Admittedly, much of my relationship with bullshit is focused on recent policital experiences. Thinking about it (you actually should, that's part of the point) I'll go for a simple definition: uncloaked lies. The point is that you tell an untruth with a wink and a quick flash of pulling away the fig leaf (love that metaphor) so that nobody can say you didn't warn them. Thus legally, such things aren't lies since the "just bullshitting" moniker disavows serious intent to deceive. However, *right behind that* is the quite evil actual simultaneous intent to get away with it, often because the fig leaf is meant to be sufficient. This way you can have your cake and eat it: "Imagine your grandma gives you $10 and your Mom takes $7. Would you still do your chores?!" (that's a paraphrase) "Who's gonna pay for the Wall? Mexico, 100%." (that's a damn quote) So we should just accept things as casual talk & discount them? Hmm. Ok, then, what about the tweet to launch the nukes? Devaluation of communication is the negative consequence of bullshit. "Harmless bullshit?" No such thing. There, I've gone from humor to doomsday in two sentences, so I'll desist.

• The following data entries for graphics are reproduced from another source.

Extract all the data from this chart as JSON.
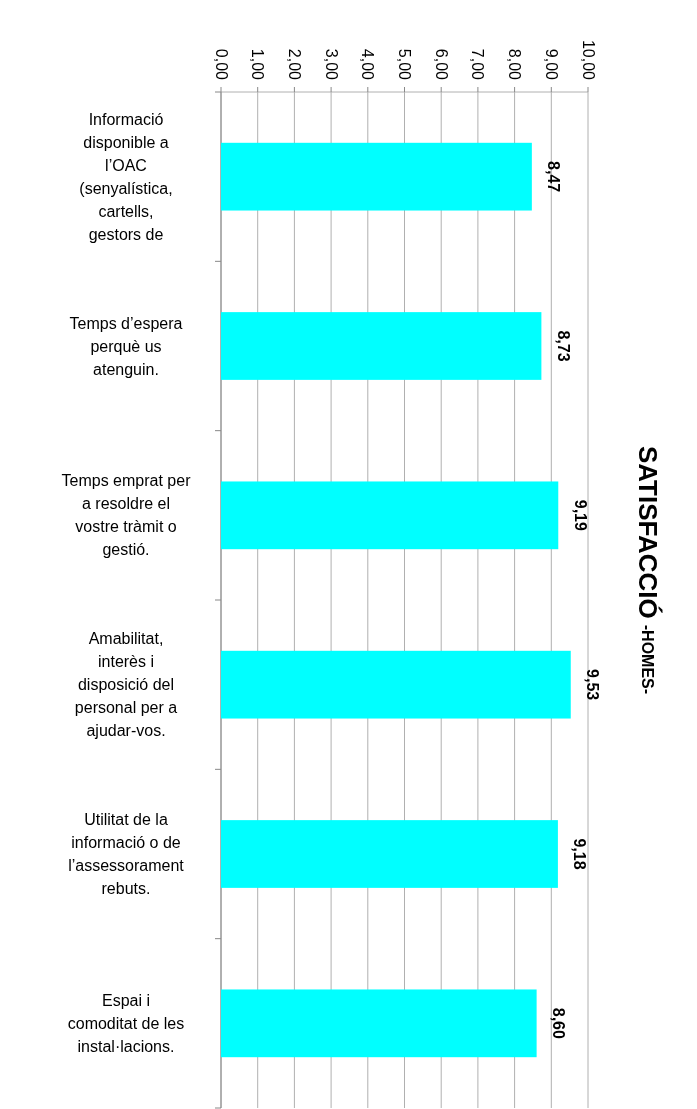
{
  "chart_data": {
    "type": "bar",
    "orientation": "horizontal",
    "title": "SATISFACCIÓ",
    "subtitle": "-HOMES-",
    "categories": [
      "Informació disponible a l’OAC (senyalística, cartells, gestors de",
      "Temps d’espera perquè us atenguin.",
      "Temps emprat per a resoldre el vostre tràmit o gestió.",
      "Amabilitat, interès i disposició del personal per a ajudar-vos.",
      "Utilitat de la informació o de l’assessorament rebuts.",
      "Espai i comoditat de les instal·lacions."
    ],
    "values": [
      8.47,
      8.73,
      9.19,
      9.53,
      9.18,
      8.6
    ],
    "value_labels": [
      "8,47",
      "8,73",
      "9,19",
      "9,53",
      "9,18",
      "8,60"
    ],
    "color": "#00ffff",
    "xlim": [
      0,
      10
    ],
    "xticks": [
      {
        "value": 0,
        "label": "0,00"
      },
      {
        "value": 1,
        "label": "1,00"
      },
      {
        "value": 2,
        "label": "2,00"
      },
      {
        "value": 3,
        "label": "3,00"
      },
      {
        "value": 4,
        "label": "4,00"
      },
      {
        "value": 5,
        "label": "5,00"
      },
      {
        "value": 6,
        "label": "6,00"
      },
      {
        "value": 7,
        "label": "7,00"
      },
      {
        "value": 8,
        "label": "8,00"
      },
      {
        "value": 9,
        "label": "9,00"
      },
      {
        "value": 10,
        "label": "10,00"
      }
    ],
    "grid": "x"
  }
}
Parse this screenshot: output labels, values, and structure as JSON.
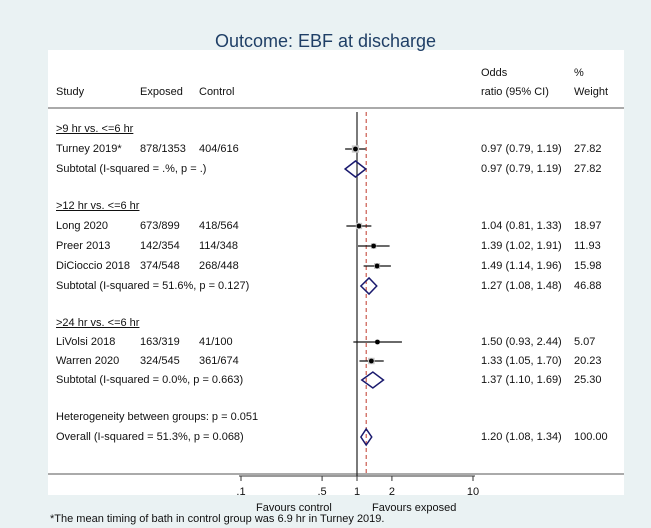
{
  "chart_data": {
    "type": "forest",
    "title": "Outcome: EBF at discharge",
    "x_scale": "log",
    "x_ticks": [
      ".1",
      ".5",
      "1",
      "2",
      "10"
    ],
    "x_tick_values": [
      0.1,
      0.5,
      1,
      2,
      10
    ],
    "xlabel_left": "Favours control",
    "xlabel_right": "Favours exposed",
    "null_line": 1,
    "overall_line": 1.2,
    "columns": {
      "study": "Study",
      "exposed": "Exposed",
      "control": "Control",
      "or_line1": "Odds",
      "or_line2": "ratio (95% CI)",
      "weight_line1": "%",
      "weight_line2": "Weight"
    },
    "groups": [
      {
        "label": ">9 hr vs. <=6 hr",
        "studies": [
          {
            "study": "Turney 2019*",
            "exposed": "878/1353",
            "control": "404/616",
            "or": 0.97,
            "lo": 0.79,
            "hi": 1.19,
            "ci_text": "0.97 (0.79, 1.19)",
            "weight": "27.82"
          }
        ],
        "subtotal": {
          "label": "Subtotal  (I-squared = .%, p = .)",
          "or": 0.97,
          "lo": 0.79,
          "hi": 1.19,
          "ci_text": "0.97 (0.79, 1.19)",
          "weight": "27.82"
        }
      },
      {
        "label": ">12 hr vs. <=6 hr",
        "studies": [
          {
            "study": "Long 2020",
            "exposed": "673/899",
            "control": "418/564",
            "or": 1.04,
            "lo": 0.81,
            "hi": 1.33,
            "ci_text": "1.04 (0.81, 1.33)",
            "weight": "18.97"
          },
          {
            "study": "Preer 2013",
            "exposed": "142/354",
            "control": "114/348",
            "or": 1.39,
            "lo": 1.02,
            "hi": 1.91,
            "ci_text": "1.39 (1.02, 1.91)",
            "weight": "11.93"
          },
          {
            "study": "DiCioccio 2018",
            "exposed": "374/548",
            "control": "268/448",
            "or": 1.49,
            "lo": 1.14,
            "hi": 1.96,
            "ci_text": "1.49 (1.14, 1.96)",
            "weight": "15.98"
          }
        ],
        "subtotal": {
          "label": "Subtotal  (I-squared = 51.6%, p = 0.127)",
          "or": 1.27,
          "lo": 1.08,
          "hi": 1.48,
          "ci_text": "1.27 (1.08, 1.48)",
          "weight": "46.88"
        }
      },
      {
        "label": ">24 hr vs. <=6 hr",
        "studies": [
          {
            "study": "LiVolsi 2018",
            "exposed": "163/319",
            "control": "41/100",
            "or": 1.5,
            "lo": 0.93,
            "hi": 2.44,
            "ci_text": "1.50 (0.93, 2.44)",
            "weight": "5.07"
          },
          {
            "study": "Warren 2020",
            "exposed": "324/545",
            "control": "361/674",
            "or": 1.33,
            "lo": 1.05,
            "hi": 1.7,
            "ci_text": "1.33 (1.05, 1.70)",
            "weight": "20.23"
          }
        ],
        "subtotal": {
          "label": "Subtotal  (I-squared = 0.0%, p = 0.663)",
          "or": 1.37,
          "lo": 1.1,
          "hi": 1.69,
          "ci_text": "1.37 (1.10, 1.69)",
          "weight": "25.30"
        }
      }
    ],
    "heterogeneity": "Heterogeneity between groups: p = 0.051",
    "overall": {
      "label": "Overall  (I-squared = 51.3%, p = 0.068)",
      "or": 1.2,
      "lo": 1.08,
      "hi": 1.34,
      "ci_text": "1.20 (1.08, 1.34)",
      "weight": "100.00"
    },
    "colors": {
      "diamond": "#1a1a6e",
      "overall_line": "#c0392b",
      "panel": "#ffffff",
      "background": "#eaf2f3"
    }
  },
  "footnote": "*The mean timing of bath in control group was 6.9 hr in Turney 2019."
}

The book however, though just a little pamphlet, still fails to achieve brevity or clarity. It seems to have been written as much or more to illustrate its topic as to explain it. That is, you have to peel away the bullshit encrusted shrubbery of obfuscation (eew, wash your hands after) in order to get to the points. That's too bad because it's a funny topic, but Franfurt, a philosopher, is unable to access focused, incisive language. Indeed too thick a layer of concealing textual compost creates a faint revealing scent and that caused me to suspect I was being bullshat (dibs) all along. But no, my judgment is it was sincere, and indeed humorous, but only if diabolically complex sentence structure and unnecessary vocabulary sets you giggling, which it usually does me, so that's saying something. ...bad. ...about both me and "On Bullshit."